Position Subtable/form for each position/rank a person holds. For lower ranks, you would link them to a specific regiment (from a separate Regiment table). See Position/Rank issues below.
Service Whose service was the person in?
At EventID These are subforms run off queries, which automatically looks up all the events this person was in. I haven't quite figured out the smoothest way to integrate this, since right now the relationships require each Person in however many Armies (you can see the numerical ArmyID code in the In Theater subform), each Army in however many Event's, each Event in a Theater. But the problem is that some civilians might not be associated with an Army at all, so I also need a Person is in NoArmy which is at EventID... I haven't figured this out yet, so suggestions are welcome.
In Theater These are subforms run off queries, which automatically look up which theater this person served in each year. I haven't quite figured out the smoothest way to integrate this, since right now the relationships require entering each Person in however many Armies (you can see the numerical ArmyID code in the In Theater subform), each Army in however many Event's, each Event in a Theater. But some civilians might not be associated with an Army at all (e.g. a neutral observer or a diplomat), so I also need to be able to have those events come up as well with Persons unconnected to a particular Army. I haven't figured this out yet, so suggestions are welcome.

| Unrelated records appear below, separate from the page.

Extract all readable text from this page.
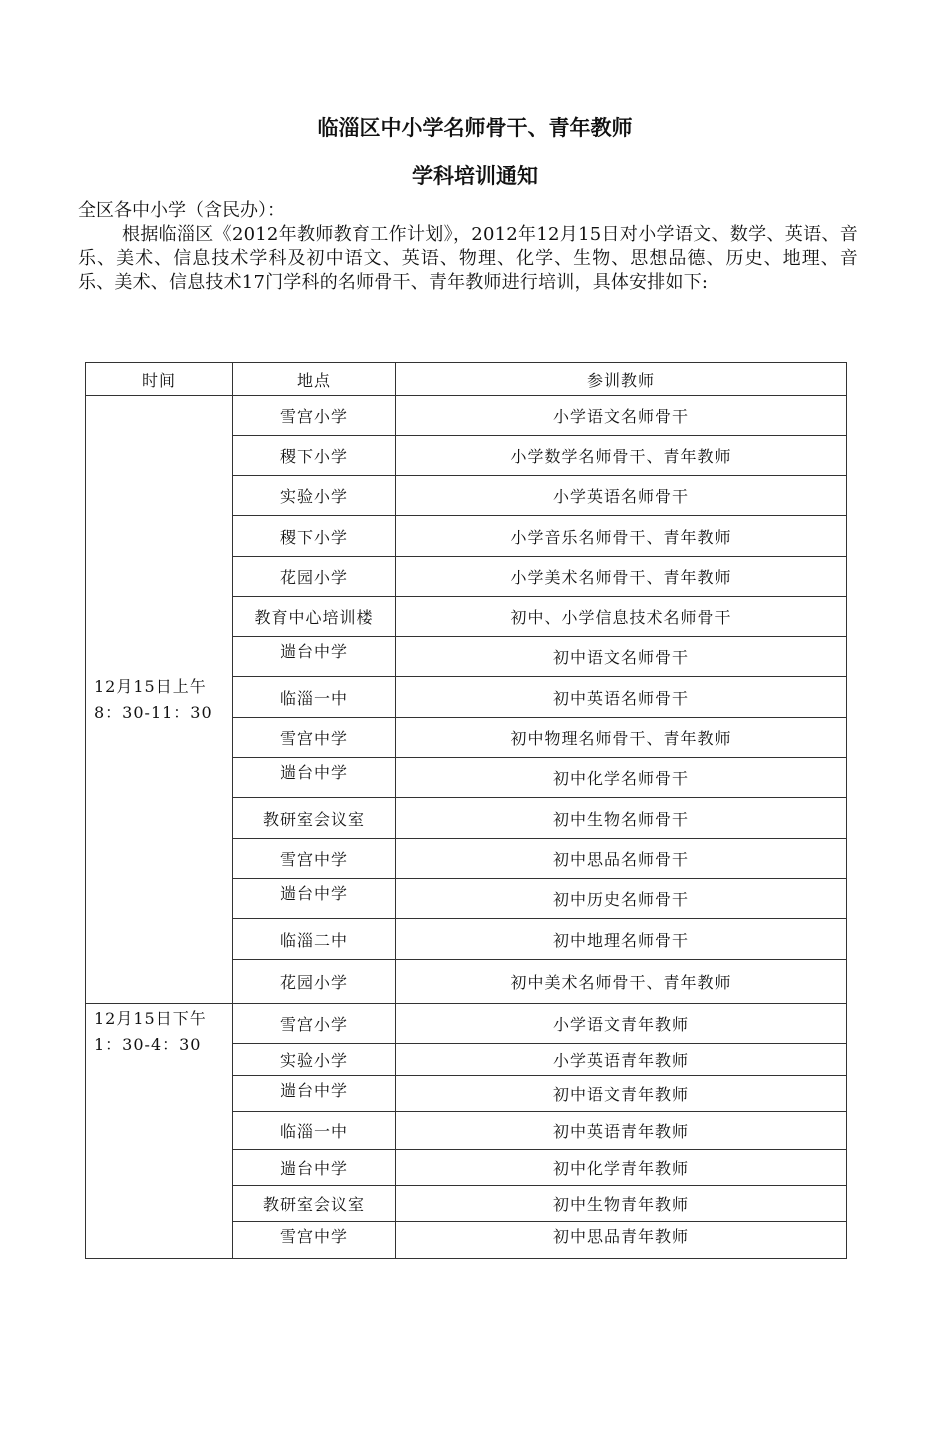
临淄区中小学名师骨干、青年教师
学科培训通知
全区各中小学（含民办）：
根据临淄区《2012年教师教育工作计划》，2012年12月15日对小学语文、数学、英语、音乐、美术、信息技术学科及初中语文、英语、物理、化学、生物、思想品德、历史、地理、音乐、美术、信息技术17门学科的名师骨干、青年教师进行培训，具体安排如下:
时间	地点	参训教师
12月15日上午
8：30-11：30	雪宫小学	小学语文名师骨干
	稷下小学	小学数学名师骨干、青年教师
	实验小学	小学英语名师骨干
	稷下小学	小学音乐名师骨干、青年教师
	花园小学	小学美术名师骨干、青年教师
	教育中心培训楼	初中、小学信息技术名师骨干
	遄台中学	初中语文名师骨干
	临淄一中	初中英语名师骨干
	雪宫中学	初中物理名师骨干、青年教师
	遄台中学	初中化学名师骨干
	教研室会议室	初中生物名师骨干
	雪宫中学	初中思品名师骨干
	遄台中学	初中历史名师骨干
	临淄二中	初中地理名师骨干
	花园小学	初中美术名师骨干、青年教师
12月15日下午
1：30-4：30	雪宫小学	小学语文青年教师
	实验小学	小学英语青年教师
	遄台中学	初中语文青年教师
	临淄一中	初中英语青年教师
	遄台中学	初中化学青年教师
	教研室会议室	初中生物青年教师
	雪宫中学	初中思品青年教师
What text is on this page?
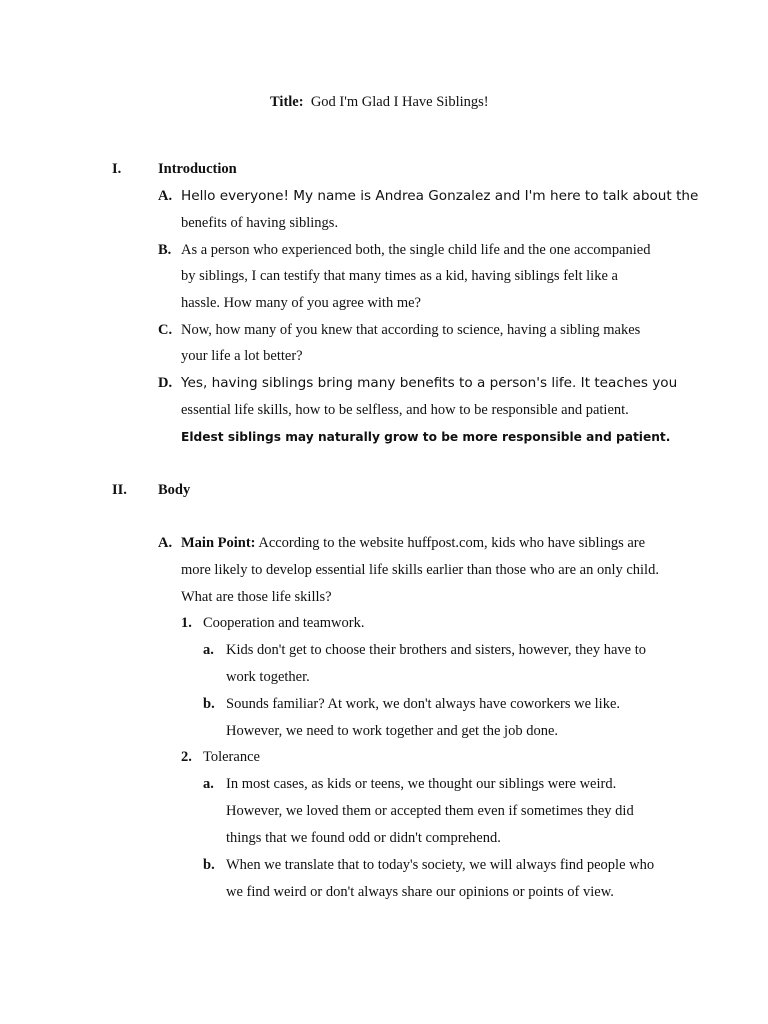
Title: God I'm Glad I Have Siblings!
I.	Introduction
A. Hello everyone! My name is Andrea Gonzalez and I'm here to talk about the
benefits of having siblings.
B. As a person who experienced both, the single child life and the one accompanied
by siblings, I can testify that many times as a kid, having siblings felt like a
hassle. How many of you agree with me?
C. Now, how many of you knew that according to science, having a sibling makes
your life a lot better?
D. Yes, having siblings bring many benefits to a person's life. It teaches you
essential life skills, how to be selfless, and how to be responsible and patient.
Eldest siblings may naturally grow to be more responsible and patient.
II. Body
A. Main Point: According to the website huffpost.com, kids who have siblings are
more likely to develop essential life skills earlier than those who are an only child.
What are those life skills?
1. Cooperation and teamwork.
a. Kids don't get to choose their brothers and sisters, however, they have to
work together.
b. Sounds familiar? At work, we don't always have coworkers we like.
However, we need to work together and get the job done.
2. Tolerance
a. In most cases, as kids or teens, we thought our siblings were weird.
However, we loved them or accepted them even if sometimes they did
things that we found odd or didn't comprehend.
b. When we translate that to today's society, we will always find people who
we find weird or don't always share our opinions or points of view.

CiteFullName I also created a CiteFullName button (not pictured) that concatenates the full name of a Person. This makes it easy to paste the full name directly into a Word document when I need to introduce the person for the first time. E.g.: the Duke of Burgundy being Louis Bourbon, Duke of Burgundy (or duc de Bourgogne).

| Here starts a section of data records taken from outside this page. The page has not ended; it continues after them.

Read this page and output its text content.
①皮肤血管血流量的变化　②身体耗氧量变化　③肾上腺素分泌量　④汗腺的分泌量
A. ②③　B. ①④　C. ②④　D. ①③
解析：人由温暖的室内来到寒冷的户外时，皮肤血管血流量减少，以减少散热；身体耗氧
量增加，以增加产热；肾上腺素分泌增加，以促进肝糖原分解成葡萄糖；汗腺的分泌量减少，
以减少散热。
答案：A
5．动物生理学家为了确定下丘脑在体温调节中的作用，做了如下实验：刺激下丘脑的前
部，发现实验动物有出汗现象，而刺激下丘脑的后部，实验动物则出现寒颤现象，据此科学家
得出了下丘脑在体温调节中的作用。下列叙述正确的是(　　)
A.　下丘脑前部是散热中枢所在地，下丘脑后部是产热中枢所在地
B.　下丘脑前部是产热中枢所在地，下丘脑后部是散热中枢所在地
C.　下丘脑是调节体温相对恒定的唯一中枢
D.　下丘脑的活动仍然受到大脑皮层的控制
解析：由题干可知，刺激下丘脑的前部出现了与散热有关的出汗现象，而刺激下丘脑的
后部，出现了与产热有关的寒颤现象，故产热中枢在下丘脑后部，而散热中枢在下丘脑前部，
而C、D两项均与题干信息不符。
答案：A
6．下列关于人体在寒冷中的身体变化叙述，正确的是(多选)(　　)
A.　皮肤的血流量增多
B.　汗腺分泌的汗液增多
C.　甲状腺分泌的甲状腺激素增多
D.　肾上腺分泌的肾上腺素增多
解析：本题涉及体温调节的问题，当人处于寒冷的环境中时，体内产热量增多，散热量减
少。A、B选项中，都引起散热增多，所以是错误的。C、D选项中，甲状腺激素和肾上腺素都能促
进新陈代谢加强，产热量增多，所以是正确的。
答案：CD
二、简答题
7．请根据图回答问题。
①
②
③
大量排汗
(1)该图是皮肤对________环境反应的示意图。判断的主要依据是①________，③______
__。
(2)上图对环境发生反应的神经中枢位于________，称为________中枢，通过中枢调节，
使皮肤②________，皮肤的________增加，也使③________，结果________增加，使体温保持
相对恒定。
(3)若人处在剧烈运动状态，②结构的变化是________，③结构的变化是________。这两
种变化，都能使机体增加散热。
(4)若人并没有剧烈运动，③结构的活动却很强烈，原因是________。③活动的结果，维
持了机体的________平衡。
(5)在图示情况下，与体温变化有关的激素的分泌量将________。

This form is still a work in progress, and since it has a low priority for me, don't be surprised if many things are missing and if the layout looks rough. In fact, I still don't know how best to keep track of the numerous positions a person held. One particular issue still bugs me:

Additional features (to come):

I would appreciate any suggestions on my Personalities database's organization, any fields that should be included, etc. There is a lot of genealogical software out there specifically dedicated to tracing genealogies and lineages. This database, however, is meant only to provide basic information on each individual (Author, Recipient, Person Mentioned in text), including basic biographical information, and particularly the various posts, positions and ranks held by them and their dates of service as well as who was at a particular event or place. With this information, you can not only find details on an individual quickly, but you can also quickly find what rank/position a person held at a specific time, and you could even do rudimentary prosopographical analysis on the people, as well as tying their personal data to other variables. I have just started looking into how it might be used to help explore social and interpersonal networks. See Sample Queries for examples. One of the most important part of this table, for my purposes at least, is the ability to link these people to the various military events (battles, sieges, etc.) that they participated in, and more generally, where they served each year. That way, I can run a query that will list who commanded where every year, what people were involved in what combats, etc.